We note first that division by zero is not allowed and that for this reason \(9x-6\) may not be equal to zero and that therefore \(x={{2}\over{3}}\) is not a solution.

We now distinguish two cases, namely \(9x-6>0\) and \(9x-6<0\).
In both cases we multiply the inequality on both sides by \(9x-6\) because we then get a linear inequality, for which we know there is a solution method.

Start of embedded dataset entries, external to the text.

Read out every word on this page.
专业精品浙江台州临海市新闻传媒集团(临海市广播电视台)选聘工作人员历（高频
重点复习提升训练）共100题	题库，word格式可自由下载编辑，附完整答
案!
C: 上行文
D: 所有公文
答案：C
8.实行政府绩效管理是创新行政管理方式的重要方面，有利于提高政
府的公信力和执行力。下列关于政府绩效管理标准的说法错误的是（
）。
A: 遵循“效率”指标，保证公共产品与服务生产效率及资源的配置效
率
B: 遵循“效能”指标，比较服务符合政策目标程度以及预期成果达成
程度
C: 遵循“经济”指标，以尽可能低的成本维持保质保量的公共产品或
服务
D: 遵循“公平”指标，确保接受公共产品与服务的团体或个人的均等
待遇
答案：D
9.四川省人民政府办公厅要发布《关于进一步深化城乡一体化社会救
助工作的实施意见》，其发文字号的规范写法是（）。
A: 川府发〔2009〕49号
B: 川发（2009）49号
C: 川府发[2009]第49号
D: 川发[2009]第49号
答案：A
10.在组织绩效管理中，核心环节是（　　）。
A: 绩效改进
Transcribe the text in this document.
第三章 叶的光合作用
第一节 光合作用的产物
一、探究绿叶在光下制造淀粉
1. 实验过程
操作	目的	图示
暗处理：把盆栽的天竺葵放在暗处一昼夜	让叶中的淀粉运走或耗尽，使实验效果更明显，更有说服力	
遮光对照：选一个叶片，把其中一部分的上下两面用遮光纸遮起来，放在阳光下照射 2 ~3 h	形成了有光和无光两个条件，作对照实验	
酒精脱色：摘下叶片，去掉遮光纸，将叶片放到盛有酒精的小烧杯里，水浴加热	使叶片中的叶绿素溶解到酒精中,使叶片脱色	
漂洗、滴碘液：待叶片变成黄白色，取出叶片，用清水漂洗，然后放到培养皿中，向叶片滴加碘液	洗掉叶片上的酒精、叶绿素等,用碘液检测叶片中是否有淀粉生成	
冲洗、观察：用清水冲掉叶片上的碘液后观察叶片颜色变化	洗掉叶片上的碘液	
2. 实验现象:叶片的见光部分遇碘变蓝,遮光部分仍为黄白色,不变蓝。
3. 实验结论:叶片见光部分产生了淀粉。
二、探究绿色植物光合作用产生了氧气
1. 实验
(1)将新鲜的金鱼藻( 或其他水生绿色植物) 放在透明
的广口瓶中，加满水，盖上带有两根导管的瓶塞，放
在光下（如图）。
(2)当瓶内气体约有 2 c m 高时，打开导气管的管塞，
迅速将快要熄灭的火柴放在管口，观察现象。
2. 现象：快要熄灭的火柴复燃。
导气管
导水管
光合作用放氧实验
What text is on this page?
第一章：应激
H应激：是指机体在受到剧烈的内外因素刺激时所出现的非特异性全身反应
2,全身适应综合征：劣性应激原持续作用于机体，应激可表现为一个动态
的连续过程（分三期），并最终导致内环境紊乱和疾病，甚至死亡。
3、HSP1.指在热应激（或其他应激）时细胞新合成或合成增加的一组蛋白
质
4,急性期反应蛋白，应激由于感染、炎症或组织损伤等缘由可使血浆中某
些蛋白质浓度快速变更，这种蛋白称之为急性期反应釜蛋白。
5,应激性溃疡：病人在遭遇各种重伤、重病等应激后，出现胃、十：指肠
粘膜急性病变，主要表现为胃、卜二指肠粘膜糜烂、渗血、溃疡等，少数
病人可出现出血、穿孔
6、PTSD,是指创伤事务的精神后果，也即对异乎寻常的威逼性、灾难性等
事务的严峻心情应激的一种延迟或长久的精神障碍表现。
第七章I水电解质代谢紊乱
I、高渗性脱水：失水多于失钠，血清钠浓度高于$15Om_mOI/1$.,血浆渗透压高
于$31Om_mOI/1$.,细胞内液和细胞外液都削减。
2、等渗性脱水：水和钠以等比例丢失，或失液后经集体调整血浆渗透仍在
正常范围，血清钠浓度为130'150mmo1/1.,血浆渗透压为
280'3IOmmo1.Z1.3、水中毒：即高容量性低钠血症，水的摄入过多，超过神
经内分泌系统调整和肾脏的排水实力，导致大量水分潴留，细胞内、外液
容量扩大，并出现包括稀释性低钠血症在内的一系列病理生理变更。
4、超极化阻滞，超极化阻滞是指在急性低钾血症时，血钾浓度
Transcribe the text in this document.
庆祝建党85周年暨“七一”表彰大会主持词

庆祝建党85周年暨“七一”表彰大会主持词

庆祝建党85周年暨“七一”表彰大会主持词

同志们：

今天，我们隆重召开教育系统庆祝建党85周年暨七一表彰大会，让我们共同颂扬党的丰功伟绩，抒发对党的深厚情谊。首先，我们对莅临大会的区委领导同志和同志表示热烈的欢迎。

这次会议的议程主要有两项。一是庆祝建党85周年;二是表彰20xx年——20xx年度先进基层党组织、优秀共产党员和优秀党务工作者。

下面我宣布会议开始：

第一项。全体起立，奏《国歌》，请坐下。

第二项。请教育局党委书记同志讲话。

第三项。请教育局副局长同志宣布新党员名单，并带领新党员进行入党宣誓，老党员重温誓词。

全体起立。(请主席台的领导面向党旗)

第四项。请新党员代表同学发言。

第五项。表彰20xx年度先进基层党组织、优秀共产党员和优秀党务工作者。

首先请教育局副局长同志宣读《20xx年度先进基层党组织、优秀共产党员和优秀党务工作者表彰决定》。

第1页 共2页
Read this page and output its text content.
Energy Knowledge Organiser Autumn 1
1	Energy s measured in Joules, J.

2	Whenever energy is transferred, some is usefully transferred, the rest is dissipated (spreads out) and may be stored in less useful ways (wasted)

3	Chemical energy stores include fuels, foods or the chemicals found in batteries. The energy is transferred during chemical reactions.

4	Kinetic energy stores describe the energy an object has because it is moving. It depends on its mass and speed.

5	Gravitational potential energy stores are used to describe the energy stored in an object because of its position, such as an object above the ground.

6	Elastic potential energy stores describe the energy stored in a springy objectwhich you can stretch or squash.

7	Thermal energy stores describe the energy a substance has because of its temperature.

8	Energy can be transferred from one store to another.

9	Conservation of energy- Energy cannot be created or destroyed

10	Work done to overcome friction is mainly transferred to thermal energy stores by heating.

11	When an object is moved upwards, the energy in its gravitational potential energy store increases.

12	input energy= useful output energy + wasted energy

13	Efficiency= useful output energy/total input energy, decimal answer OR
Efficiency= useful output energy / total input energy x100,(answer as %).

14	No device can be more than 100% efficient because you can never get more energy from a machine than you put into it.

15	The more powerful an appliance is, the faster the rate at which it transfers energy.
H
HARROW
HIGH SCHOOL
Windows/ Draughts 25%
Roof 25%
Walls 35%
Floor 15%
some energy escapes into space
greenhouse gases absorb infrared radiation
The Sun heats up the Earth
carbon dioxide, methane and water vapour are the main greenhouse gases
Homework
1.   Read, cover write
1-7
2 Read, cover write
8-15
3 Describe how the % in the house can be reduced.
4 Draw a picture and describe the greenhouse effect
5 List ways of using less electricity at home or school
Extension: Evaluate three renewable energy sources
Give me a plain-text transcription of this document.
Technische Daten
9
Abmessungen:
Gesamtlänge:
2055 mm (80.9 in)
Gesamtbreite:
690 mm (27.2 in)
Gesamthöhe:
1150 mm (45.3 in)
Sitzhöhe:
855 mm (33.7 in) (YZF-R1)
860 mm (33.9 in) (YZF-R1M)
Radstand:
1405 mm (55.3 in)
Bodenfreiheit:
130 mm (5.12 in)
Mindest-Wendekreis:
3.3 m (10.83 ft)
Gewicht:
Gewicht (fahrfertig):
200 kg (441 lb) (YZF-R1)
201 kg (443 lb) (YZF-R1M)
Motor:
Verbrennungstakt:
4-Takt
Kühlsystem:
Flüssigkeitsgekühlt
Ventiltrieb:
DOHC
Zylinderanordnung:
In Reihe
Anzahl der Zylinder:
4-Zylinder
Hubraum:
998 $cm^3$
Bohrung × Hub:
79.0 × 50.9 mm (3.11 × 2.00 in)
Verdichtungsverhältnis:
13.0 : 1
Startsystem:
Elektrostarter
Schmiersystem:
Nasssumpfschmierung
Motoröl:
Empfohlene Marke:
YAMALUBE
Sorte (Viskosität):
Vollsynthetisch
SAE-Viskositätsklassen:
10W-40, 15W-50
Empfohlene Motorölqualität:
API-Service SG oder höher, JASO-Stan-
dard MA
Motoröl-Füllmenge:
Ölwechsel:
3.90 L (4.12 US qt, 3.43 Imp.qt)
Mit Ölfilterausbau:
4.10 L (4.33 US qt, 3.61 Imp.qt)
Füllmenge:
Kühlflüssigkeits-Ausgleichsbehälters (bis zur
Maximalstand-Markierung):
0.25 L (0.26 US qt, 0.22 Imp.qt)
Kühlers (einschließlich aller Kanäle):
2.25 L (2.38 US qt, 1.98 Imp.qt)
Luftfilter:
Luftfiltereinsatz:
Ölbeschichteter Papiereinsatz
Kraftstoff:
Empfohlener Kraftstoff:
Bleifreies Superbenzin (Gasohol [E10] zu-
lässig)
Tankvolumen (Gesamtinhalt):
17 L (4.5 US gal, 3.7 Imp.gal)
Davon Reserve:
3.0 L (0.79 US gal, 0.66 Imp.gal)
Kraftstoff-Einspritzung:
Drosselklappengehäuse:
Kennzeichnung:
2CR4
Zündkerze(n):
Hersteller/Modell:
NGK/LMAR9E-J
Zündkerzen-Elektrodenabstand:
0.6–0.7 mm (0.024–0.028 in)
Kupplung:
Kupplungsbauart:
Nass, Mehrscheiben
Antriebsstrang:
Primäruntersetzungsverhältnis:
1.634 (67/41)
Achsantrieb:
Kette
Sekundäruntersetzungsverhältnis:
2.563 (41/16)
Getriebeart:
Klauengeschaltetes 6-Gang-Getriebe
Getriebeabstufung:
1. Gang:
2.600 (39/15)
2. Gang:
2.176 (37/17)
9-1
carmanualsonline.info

Suppose \(9x-6>0\), i.e. \(x> {{2}\over{3}}\). Then we get \(9<7(9x-6)\).
When we move everything with \(x\) to the left and all constant terms to the right, we get \(-63x<-51\).
Then, dvision by the coefficient of \(x\)gives \(x > {{17}\over{21}}\).
So we have the following system of inequalities: \(x> {{2}\over{3}}\,\wedge\; x > {{17}\over{21}}\)
and this simplifies to \(x\gt{{17}\over{21}}\).

Suppose \(9x-6<0\), i.e. \(x< {{2}\over{3}}\). Then we get \(9>7(9x-6)\).
When we move everything with \(x\) to the left and all constant terms to the right, we get \(-63x>-51\).
Then, division by the coefficient of \(x\) gives \(x < {{17}\over{21}}\).
So we have the following system of inequalities: \(x< {{2}\over{3}}\,\wedge\; x < {{17}\over{21}}\)
and this simplifies to \(x\lt {{2}\over{3}}\).

The solution of the original inequality is \(x\lt {{2}\over{3}}\;\vee\;x\gt{{17}\over{21}}\).